No, the doubts stem from the elusive character of the original manuscript which Smith claimed he discovered written onto the end pages of a bound book in the library of the Mar Saba monastery near Jerusalem in 1958. Edgar J. Goodspeed had long ago warned that in the absence of supposed originals, one must always suspect any new gospel discovery claim (of which there have been very many) to be imposture. For instance, Nicolas Notovitch’s “Unknown Life of Jesus Christ”, allegedly based on an old Tibetan codex, foundered on such an embarrassment (Goodspeed, “Famous Biblical Hoaxes: Or, Modern Apocrypha”, Grand Rapids: Baker Book House, 1956, p. 11).

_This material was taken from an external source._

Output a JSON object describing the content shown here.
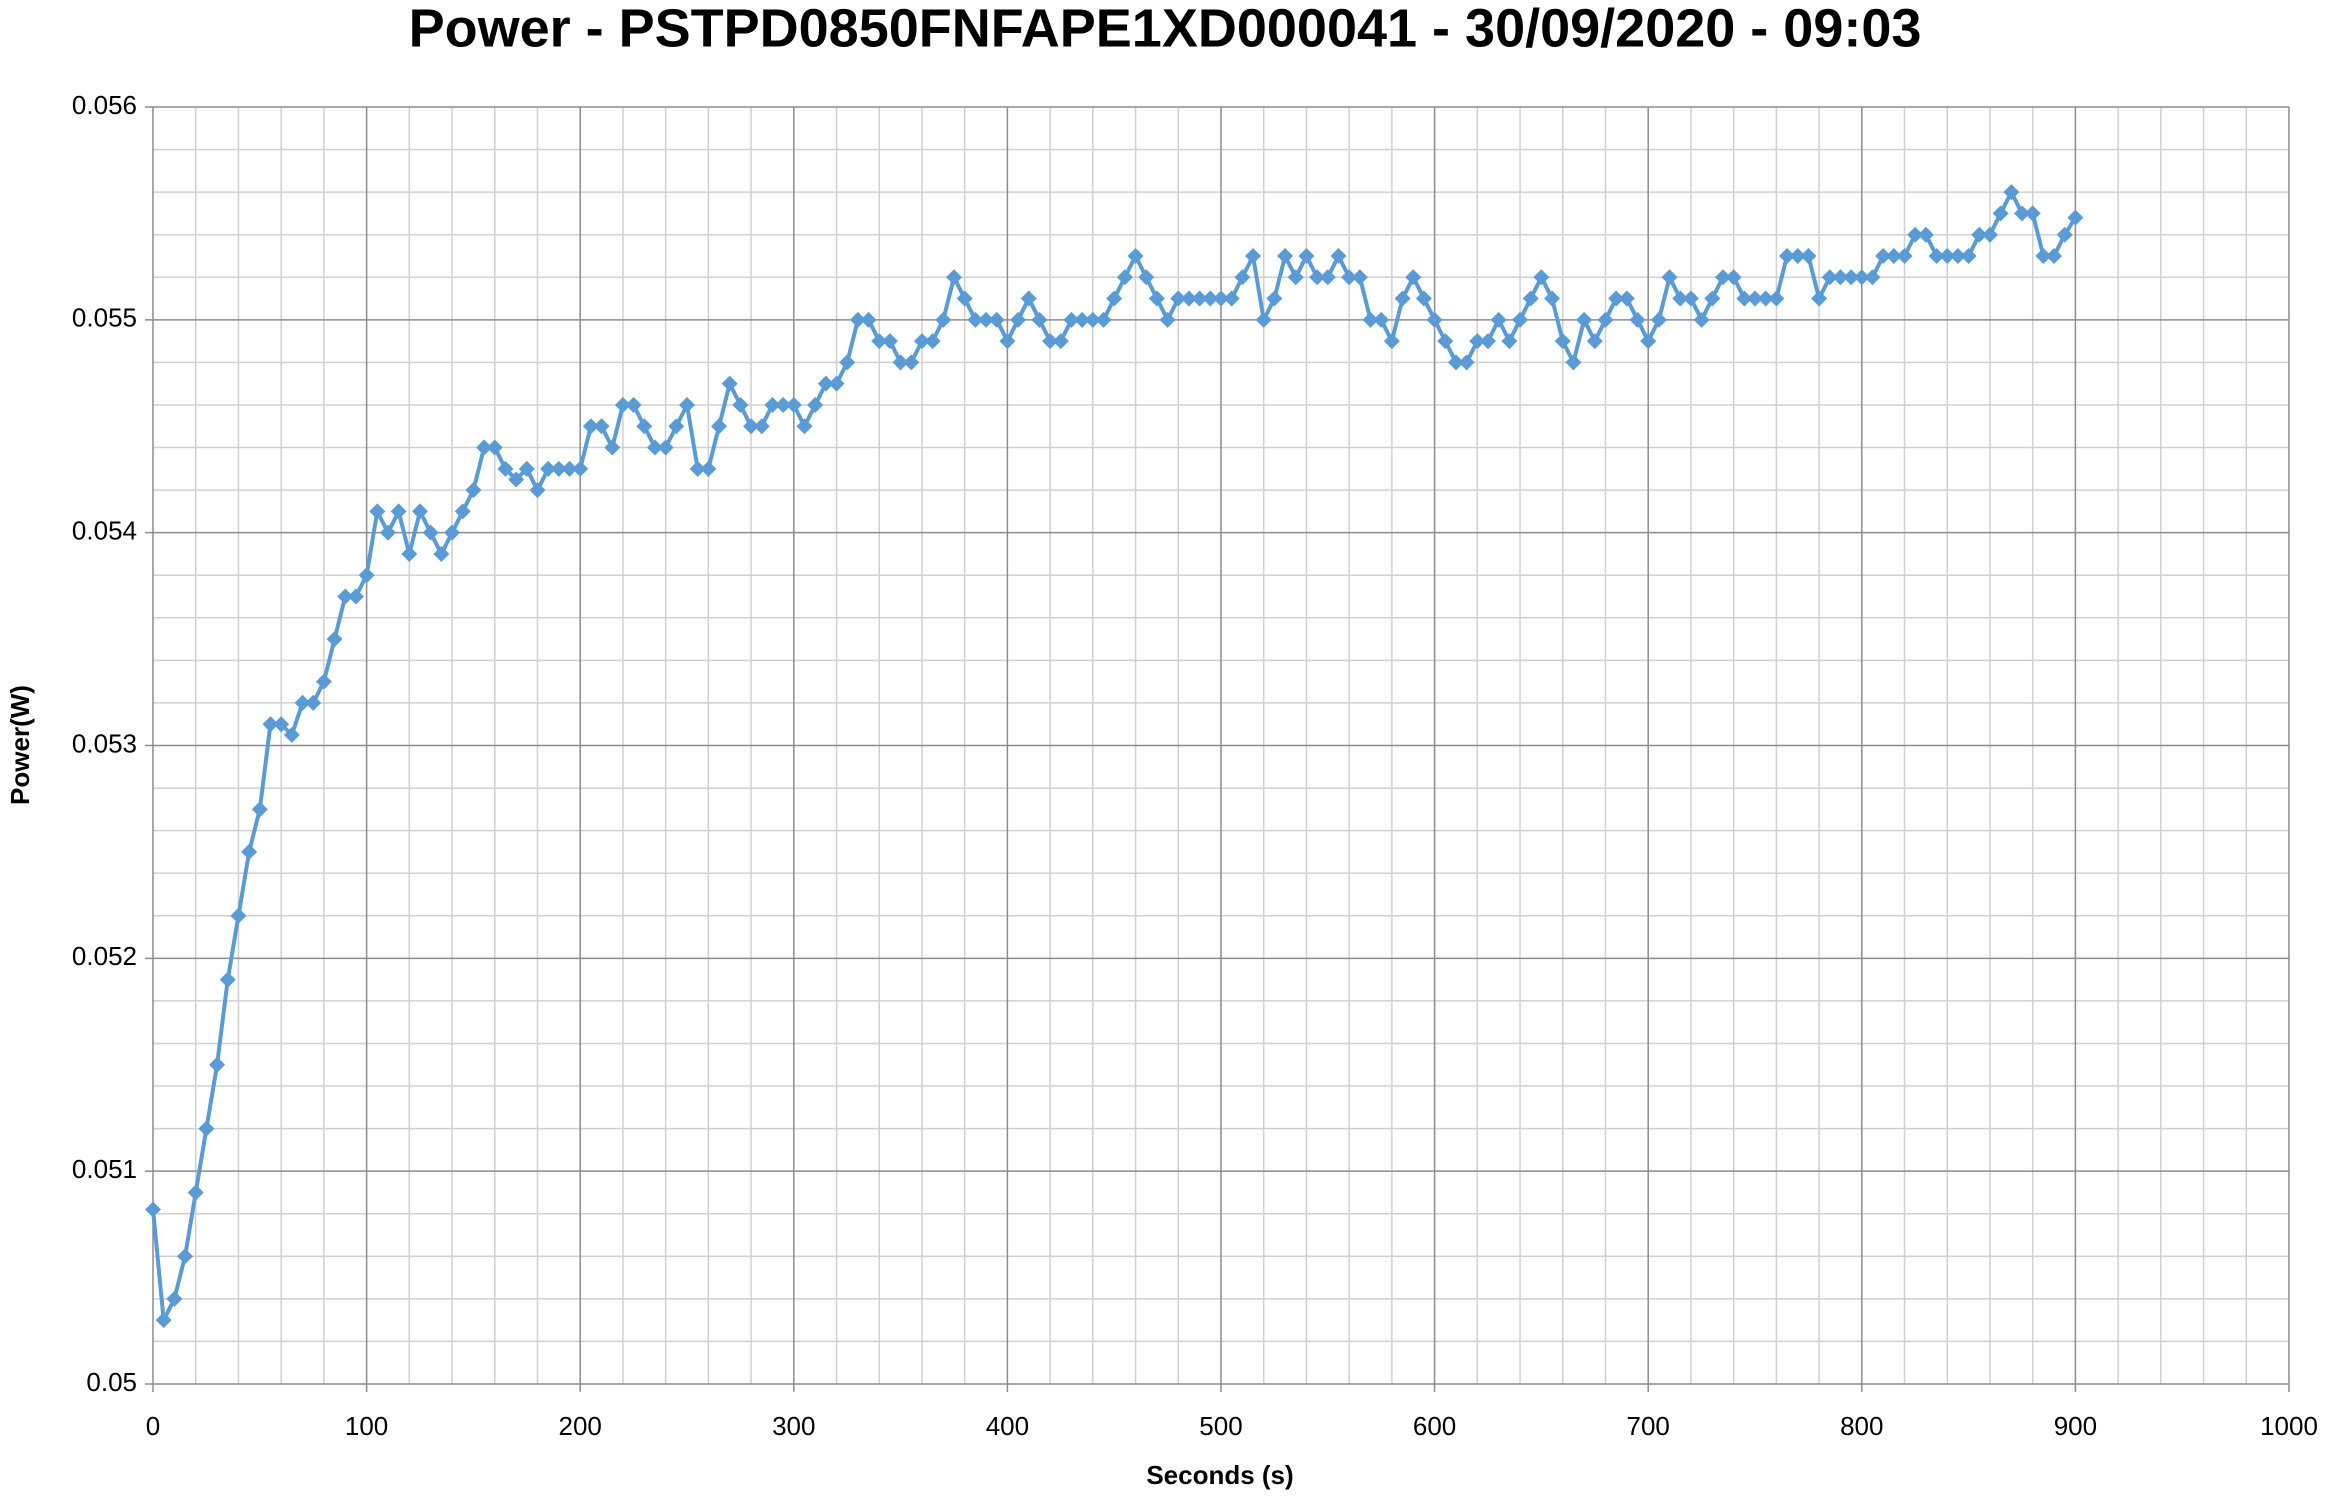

https://oldschoolcontemporary.wordpress ... ton-smith/
If the problem was just coincidences between Morton's find and Mystery of Mar Saba and Anglo Saxon Attitudes, I wouldn't be as skeptical. But there are other problems like the way that "Secret Mark" lines up with his own particular views.

When it comes to investigating the document the first issue one must address is not really Evangelical Christianity's truth, or even Christianity's truth, but taking a careful examination of the work based on issues of archeology, provenance, etc., and including skepticism of authenticity in the review because it's newly discovered.